Mu Xiaoqing était partie en déplacement pour donner une conférence, le laissant seul. Dîner en solitaire lui pesait ; il se contentait donc de grappiller quelque chose à la cantine du bureau.
Lorsqu'il fut déposé devant chez lui par son chauffeur, il était près de vingt et une heures. C'est alors qu'il découvrit son fils sur le pas de sa porte.
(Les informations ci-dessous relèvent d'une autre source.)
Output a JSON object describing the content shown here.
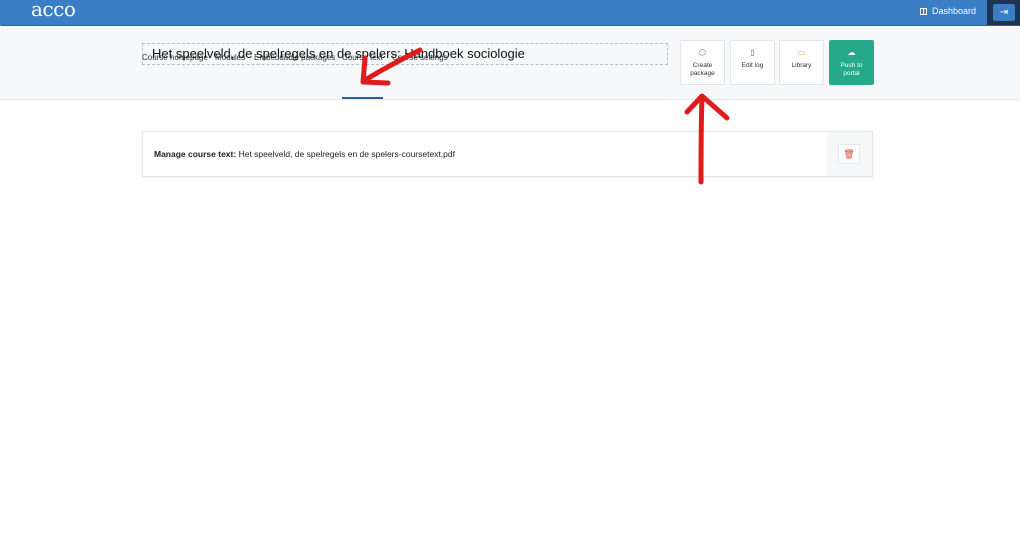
{
  "brand": {
    "logo": "acco"
  },
  "topbar": {
    "dashboard_label": "Dashboard",
    "logout_icon": "logout-icon"
  },
  "course": {
    "title": "Het speelveld, de spelregels en de spelers: Handboek sociologie"
  },
  "tabs": [
    {
      "label": "Course homepage"
    },
    {
      "label": "Modules"
    },
    {
      "label": "Embeddable packages"
    },
    {
      "label": "Course text",
      "active": true
    },
    {
      "label": "Course settings"
    }
  ],
  "actions": {
    "create_package": "Create package",
    "edit_log": "Edit log",
    "library": "Library",
    "push_to_portal": "Push to portal"
  },
  "manage": {
    "label": "Manage course text:",
    "filename": "Het speelveld, de spelregels en de spelers-coursetext.pdf"
  },
  "colors": {
    "brand_blue": "#3a7ec6",
    "push_green": "#26a98a",
    "annotation_red": "#e01b1b",
    "delete_red": "#e0443a"
  }
}
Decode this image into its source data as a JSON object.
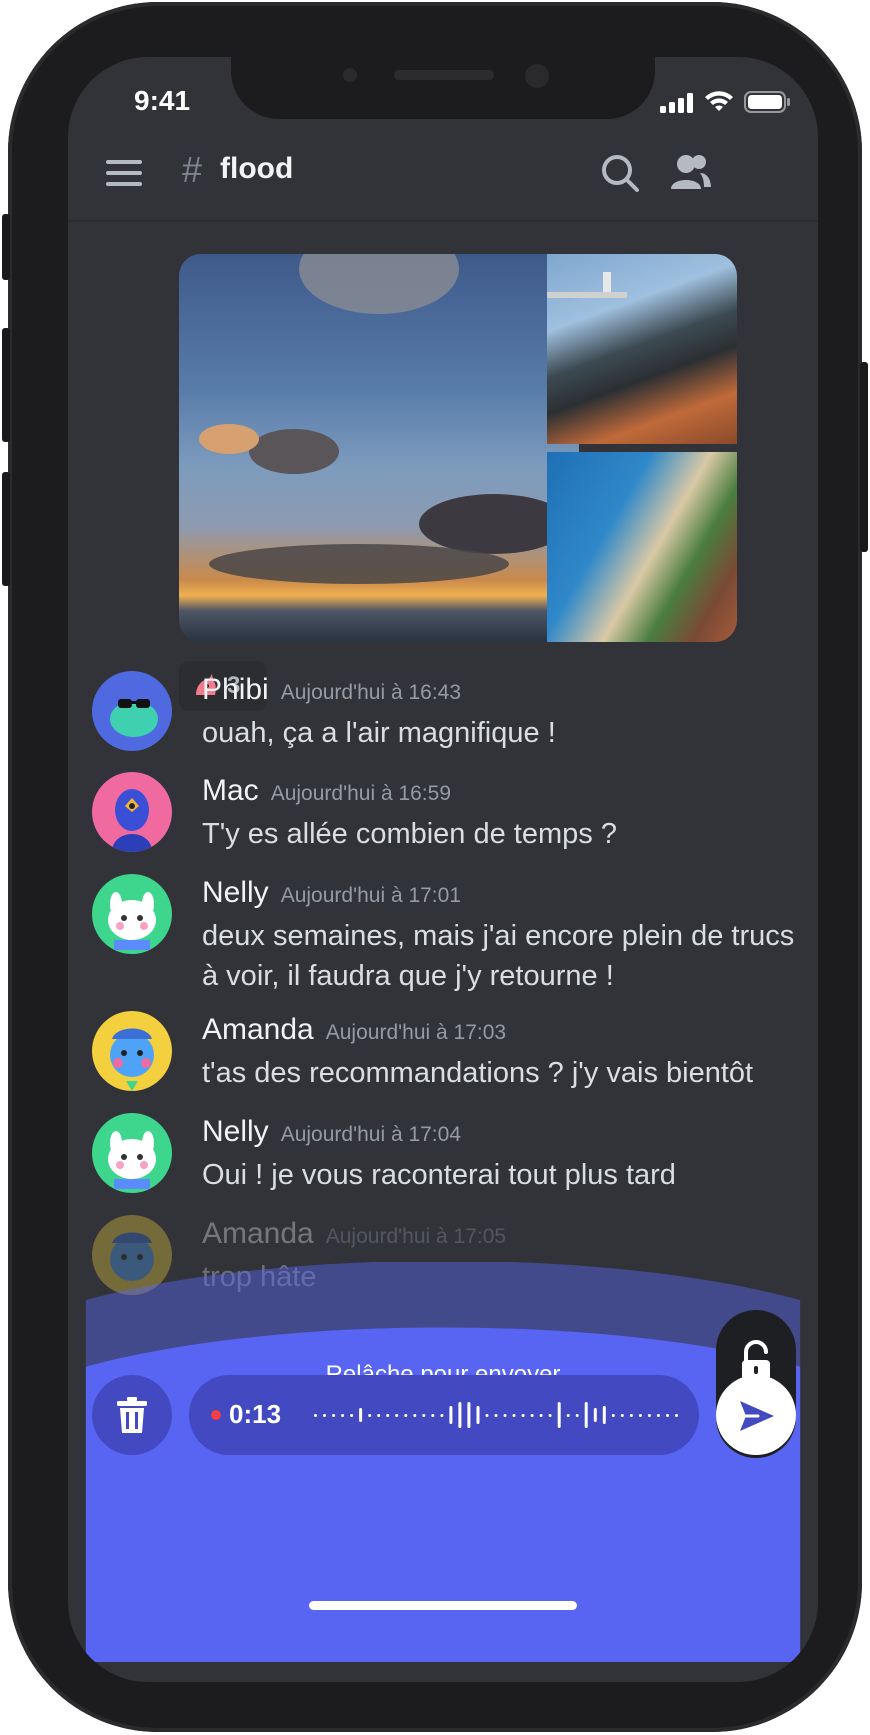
{
  "status": {
    "time": "9:41"
  },
  "header": {
    "hash": "#",
    "channel_name": "flood"
  },
  "reaction": {
    "count": "3"
  },
  "messages": [
    {
      "name": "Phibi",
      "time": "Aujourd'hui à 16:43",
      "text": "ouah, ça a l'air magnifique !",
      "avatar_color": "#4f6ae0"
    },
    {
      "name": "Mac",
      "time": "Aujourd'hui à 16:59",
      "text": "T'y es allée combien de temps ?",
      "avatar_color": "#f06aa0"
    },
    {
      "name": "Nelly",
      "time": "Aujourd'hui à 17:01",
      "text": "deux semaines, mais j'ai encore plein de trucs à voir, il faudra que j'y retourne !",
      "avatar_color": "#3dd68c"
    },
    {
      "name": "Amanda",
      "time": "Aujourd'hui à 17:03",
      "text": "t'as des recommandations ? j'y vais bientôt",
      "avatar_color": "#f4d03f"
    },
    {
      "name": "Nelly",
      "time": "Aujourd'hui à 17:04",
      "text": "Oui ! je vous raconterai tout plus tard",
      "avatar_color": "#3dd68c"
    },
    {
      "name": "Amanda",
      "time": "Aujourd'hui à 17:05",
      "text": "trop hâte",
      "avatar_color": "#f4d03f"
    }
  ],
  "recording": {
    "release_label": "Relâche pour envoyer",
    "duration": "0:13"
  },
  "colors": {
    "accent": "#5865f2",
    "background": "#313338",
    "text": "#dbdee1"
  }
}
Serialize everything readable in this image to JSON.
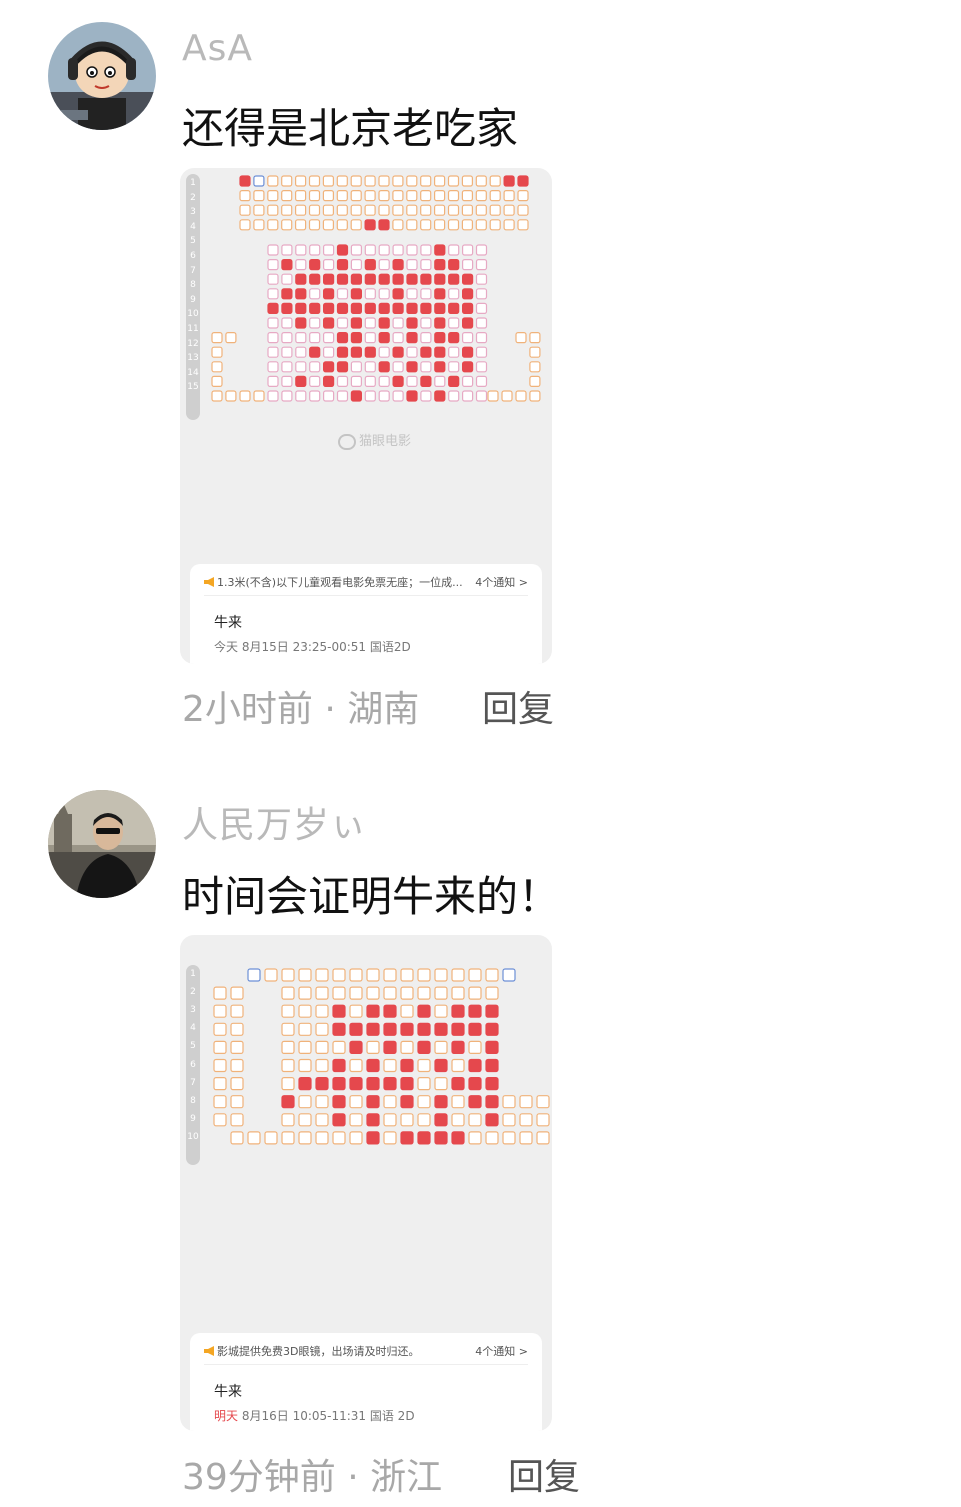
{
  "comments": [
    {
      "username": "AsA",
      "text": "还得是北京老吃家",
      "time_location": "2小时前 · 湖南",
      "reply_label": "回复",
      "avatar_icon": "cartoon-headphones-avatar",
      "screenshot": {
        "row_numbers": [
          "1",
          "2",
          "3",
          "4",
          "5",
          "6",
          "7",
          "8",
          "9",
          "10",
          "11",
          "12",
          "13",
          "14",
          "15"
        ],
        "watermark": "猫眼电影",
        "notice": "1.3米(不含)以下儿童观看电影免票无座；一位成...",
        "notice_count": "4个通知 >",
        "movie_title": "牛来",
        "showtime_day": "今天",
        "showtime": "8月15日 23:25-00:51 国语2D"
      }
    },
    {
      "username": "人民万岁ぃ",
      "text": "时间会证明牛来的！",
      "time_location": "39分钟前 · 浙江",
      "reply_label": "回复",
      "avatar_icon": "photo-avatar",
      "screenshot": {
        "row_numbers": [
          "1",
          "2",
          "3",
          "4",
          "5",
          "6",
          "7",
          "8",
          "9",
          "10"
        ],
        "notice": "影城提供免费3D眼镜，出场请及时归还。",
        "notice_count": "4个通知 >",
        "movie_title": "牛来",
        "showtime_day": "明天",
        "showtime": "8月16日  10:05-11:31  国语 2D"
      }
    }
  ],
  "colors": {
    "seat_standard": "#f0b27a",
    "seat_vip": "#e7a9c4",
    "seat_sold": "#e5484d",
    "seat_couple": "#6c8fd6",
    "meta_gray": "#a8a8a8"
  }
}
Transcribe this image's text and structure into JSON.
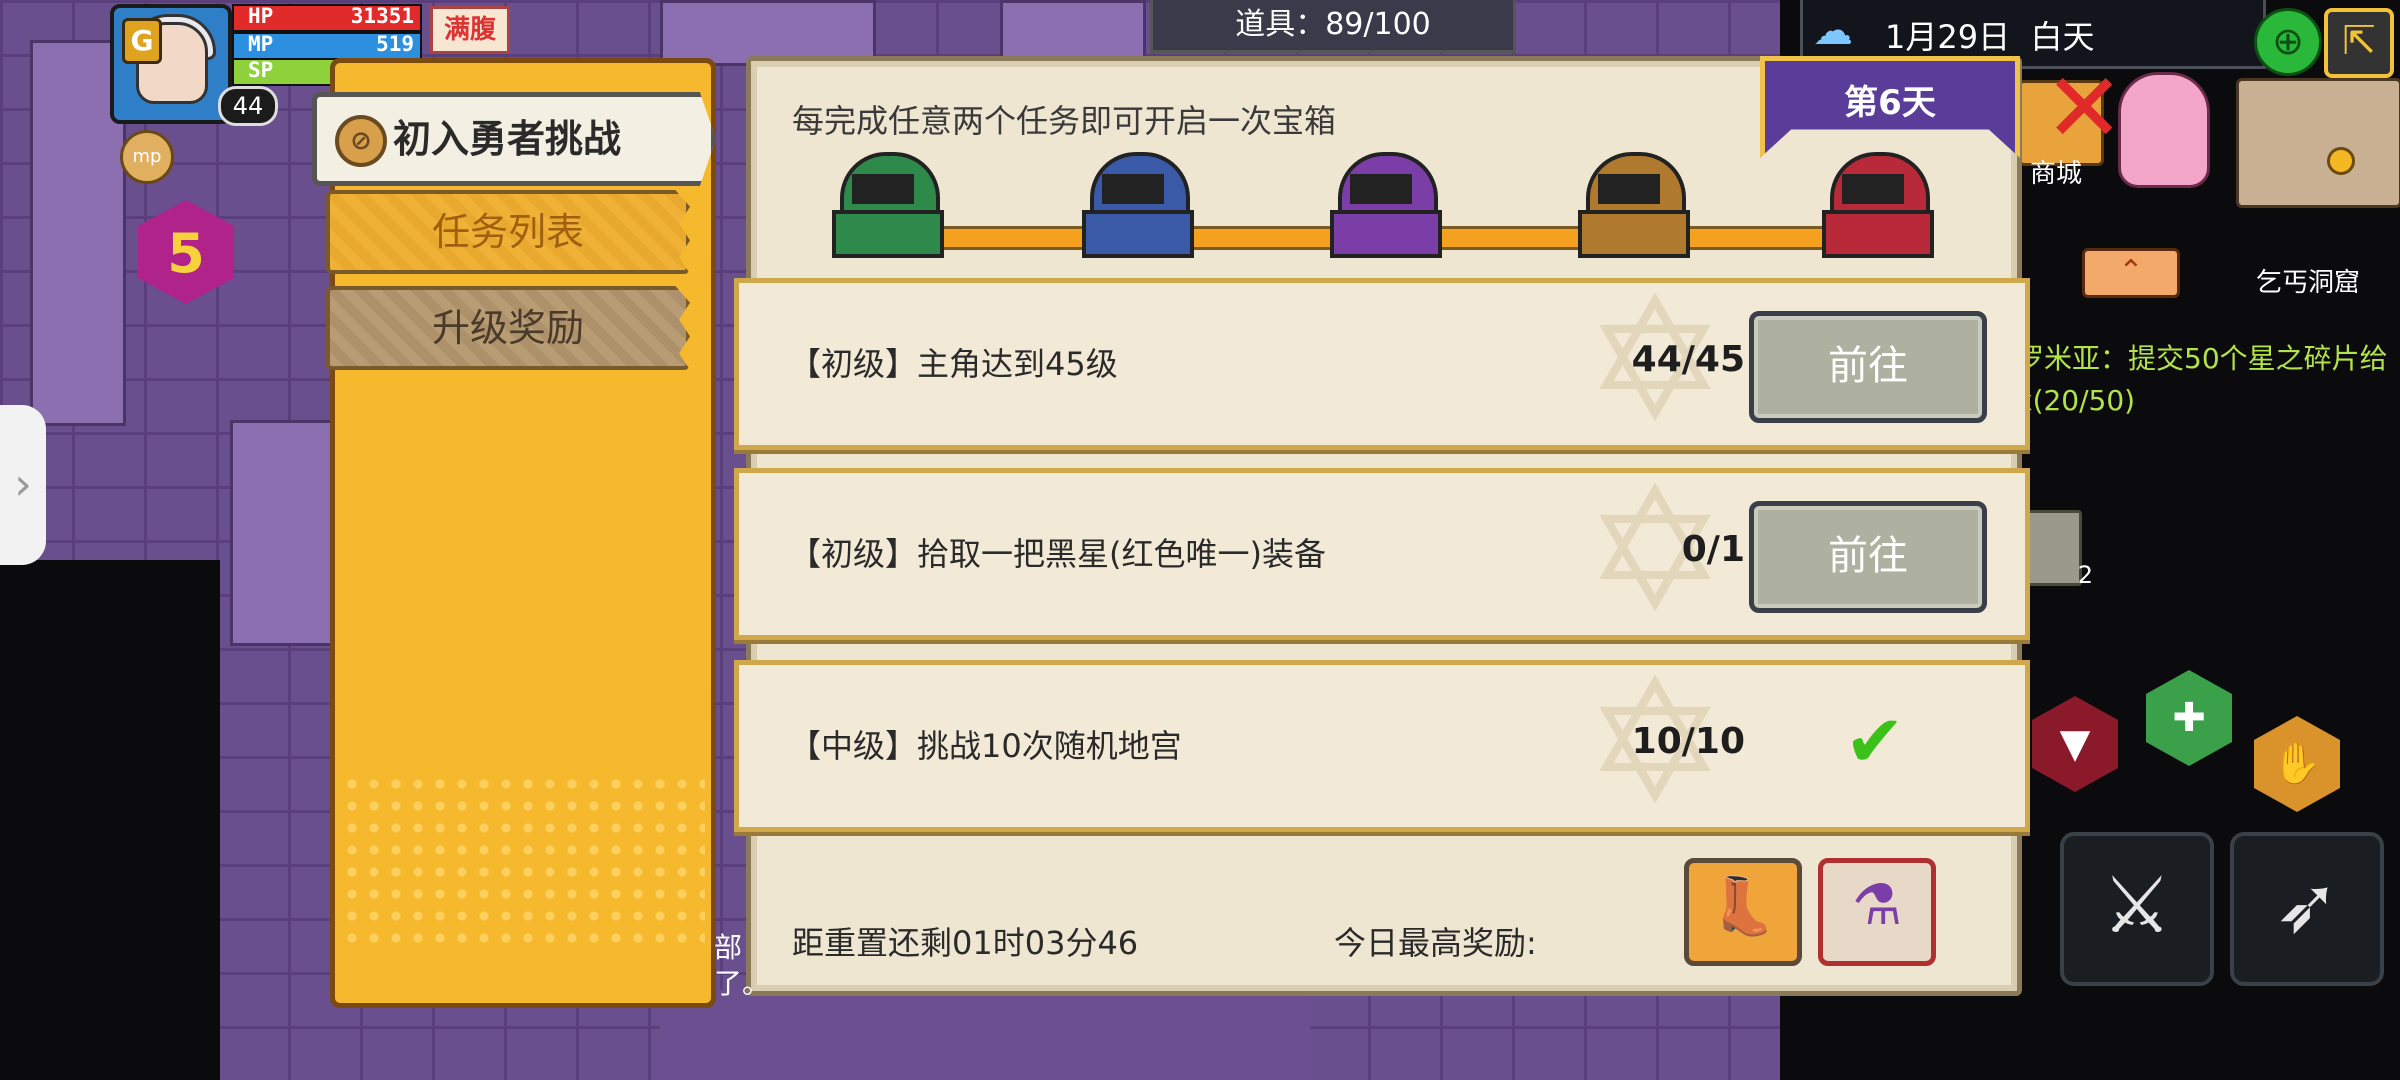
{
  "hud": {
    "hp_label": "HP",
    "hp_value": "31351",
    "mp_label": "MP",
    "mp_value": "519",
    "sp_label": "SP",
    "player_level": "44",
    "status_badge": "满腹",
    "coin_label": "mp",
    "floor_level": "5"
  },
  "topbar": {
    "items_count": "道具：89/100",
    "date": "1月29日",
    "time_of_day": "白天"
  },
  "right_hud": {
    "shop_label": "商城",
    "location": "乞丐洞窟",
    "quest_line1": "罗米亚：提交50个星之碎片给",
    "quest_line2": "x(20/50)",
    "small_item_count": "2"
  },
  "left_panel": {
    "challenge_title": "初入勇者挑战",
    "tabs": [
      "任务列表",
      "升级奖励"
    ],
    "active_tab": 0
  },
  "main_panel": {
    "day_banner": "第6天",
    "instruction": "每完成任意两个任务即可开启一次宝箱",
    "chests": [
      {
        "color": "#2e8a4a"
      },
      {
        "color": "#3a5aa8"
      },
      {
        "color": "#7a3ea6"
      },
      {
        "color": "#b07a2e"
      },
      {
        "color": "#b82a3a"
      }
    ],
    "tasks": [
      {
        "label": "【初级】主角达到45级",
        "progress": "44/45",
        "action": "前往",
        "completed": false
      },
      {
        "label": "【初级】拾取一把黑星(红色唯一)装备",
        "progress": "0/1",
        "action": "前往",
        "completed": false
      },
      {
        "label": "【中级】挑战10次随机地宫",
        "progress": "10/10",
        "action": "",
        "completed": true
      }
    ],
    "countdown": "距重置还剩01时03分46",
    "reward_label": "今日最高奖励:"
  },
  "chat_tip": [
    "部",
    "了。"
  ],
  "colors": {
    "panel_orange": "#f6b82c",
    "dialog_bg": "#efe6d2",
    "banner_purple": "#5a3d98",
    "go_button": "#aeb0a0",
    "check_green": "#3cc11a"
  }
}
Luo Wenzhou attendait là depuis un bon moment déjà. Fort de sa jeunesse et de sa santé de fer, il faisait fi du froid. Il avait enfilé sa doudoune de travers, donnant l'impression qu'il serrait un énorme coussin contre lui. Assis sur les marches, la tête baissée et les yeux rivés sur son téléphone, il arborait des cheveux qu’il n’avait manifestement pas fait couper depuis quelque temps. À ses pieds, un sac à dos dressé à la verticale lui donnait l’allure d’un réfugié en pleine famine.
Les mains dans le dos, Luo Cheng l'observa de haut en bas. Trouvant le spectacle particulièrement disgracieux, il s’approcha et lui donna un léger coup de pied.
— « Hé, pourquoi tu ne vas pas voir ailleurs ? Je n’ai rien à manger pour toi aujourd’hui. »
Luo Wenzhou leva la tête et lui adressa un miaulement.
Luo Cheng en eut la chair de poule. En y regardant de plus près, il s’aperçut que le « coussin » dans les bras de son fils était une créature vivante.
— « Tu attends depuis combien de temps ? Pourquoi ne m'as-tu pas passé un coup de fil ? »
—
« Ça va, je ne me plains pas », répondit Luo Wenzhou d'un ton détaché. «
Se les geler un peu aide à apprécier la valeur de la vie. »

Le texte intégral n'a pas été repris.